Throughout the campaign, Trump insisted that he couldn’t release his returns because he was being audited by the IRS. This was a lie, because the IRS doesn’t forbid you from making your returns public while you’re being audited. Furthermore, Trump never offered any proof that he actually was being audited, but he did say that once the audit was complete he would release them, which was obviously another lie. Anyone with half a brain could have concluded (and some of us did) that despite what he was saying, he’d never release them voluntarily. Once he became president, his aide Kellyanne Conway said, “The White House response is that he’s not going to release his tax returns. We litigated this all through the election. People didn’t care. They voted for him.”
We have never had a president for whom it was more important that we see their returns, because Trump has an extraordinarily complex web of financial interests all over the world, has refused to divest himself of those interests, and has, with his family, obviously seen the presidency as a golden opportunity to cash in. Which is why we all have to keep demanding them, until Trump releases them. It’ll almost certainly require a court order or a congressional subpoena to pry them from his hands, but if that’s what it takes, so be it.

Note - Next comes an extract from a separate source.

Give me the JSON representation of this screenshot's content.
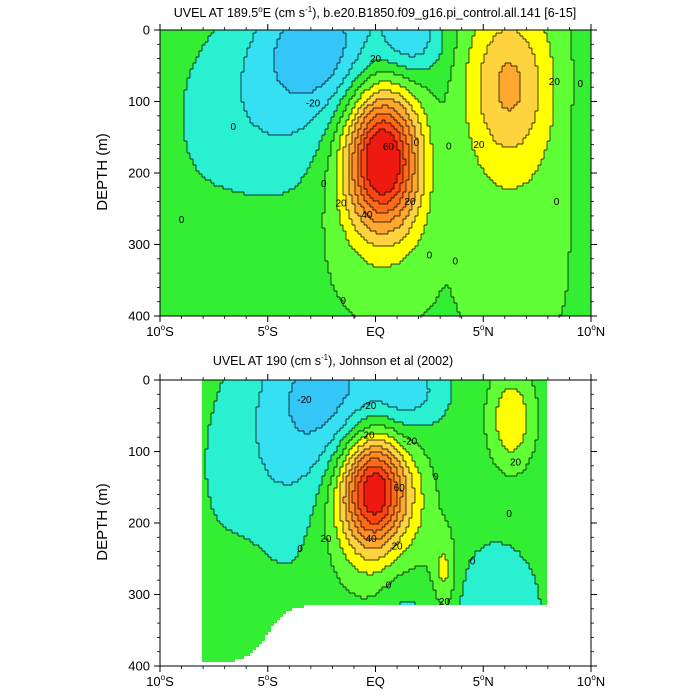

And even in the two pages we got from his 2005 return, there’s some revealing information. That year Trump reported $153 million in income and $103 million in “losses” that probably include depreciation and sums carried forward from previous years, but we can’t be sure. He would have paid only $5.3 million in taxes, or a mere 3.5 percent, had it not been for the alternative minimum tax, which was established in order to prevent wealthy people from exploiting loopholes to avoid paying taxes. Because of the AMT, he paid taxes that year at a rate closer to 25 percent.
Now here’s the punch line: Guess what Trump’s tax plan does to the AMT? Yes, that’s right. It eliminates it.
Republicans in Congress such as Paul Ryan also want to get rid of the AMT. And as Dylan Matthews reminds us, Trump and other Republicans have also suggested slashing tax rates on “pass-through” income, where someone sets up a corporation whose profits are passed through directly to that individual; it’s how Trump makes much of his money. So his plan could save him tens of millions of dollars every year.
Whenever they make proposals like those and people point out they’re engineering a huge giveaway to the rich, Republicans always say that they’ll make up for it by “closing loopholes,” yet they never seem to be able to say exactly which loopholes they want to close. As the American Prospect’s Justin Miller has reported, the tax code contains special loopholes devised by the immensely powerful real estate industry that allow people like Trump to get away with paying little or nothing in taxes. Are those going to go? As you’ll recall, Trump said in a debate with Hillary Clinton that when he pays nothing in taxes, “That makes me smart.”
Whether the health-care bill succeeds or fails, the next big item on the GOP agenda is tax reform — indeed, nothing is closer to the GOP’s heart. When they gain power, there are many things they might or might not do, but they will always try to cut taxes for the wealthy (their version of health-care reform is also a huge giveaway to the wealthy). When that process begins, we have to know exactly how their plan is going to personally benefit the president.
And to know that, we need something else even more than Trump’s returns from 2005, or 1995 or 2015. We need to see the tax returns he files while he’s president. Every president for the past 40 years has released theirs — you can read them here. We need to know what he’s making, who’s paying him, and how it relates to the policy decisions he’s making. The past returns are important, but the future ones are even more vital. The White House will claim that nobody cares and it’s none of our business. But we do care, and it’s absolutely our business.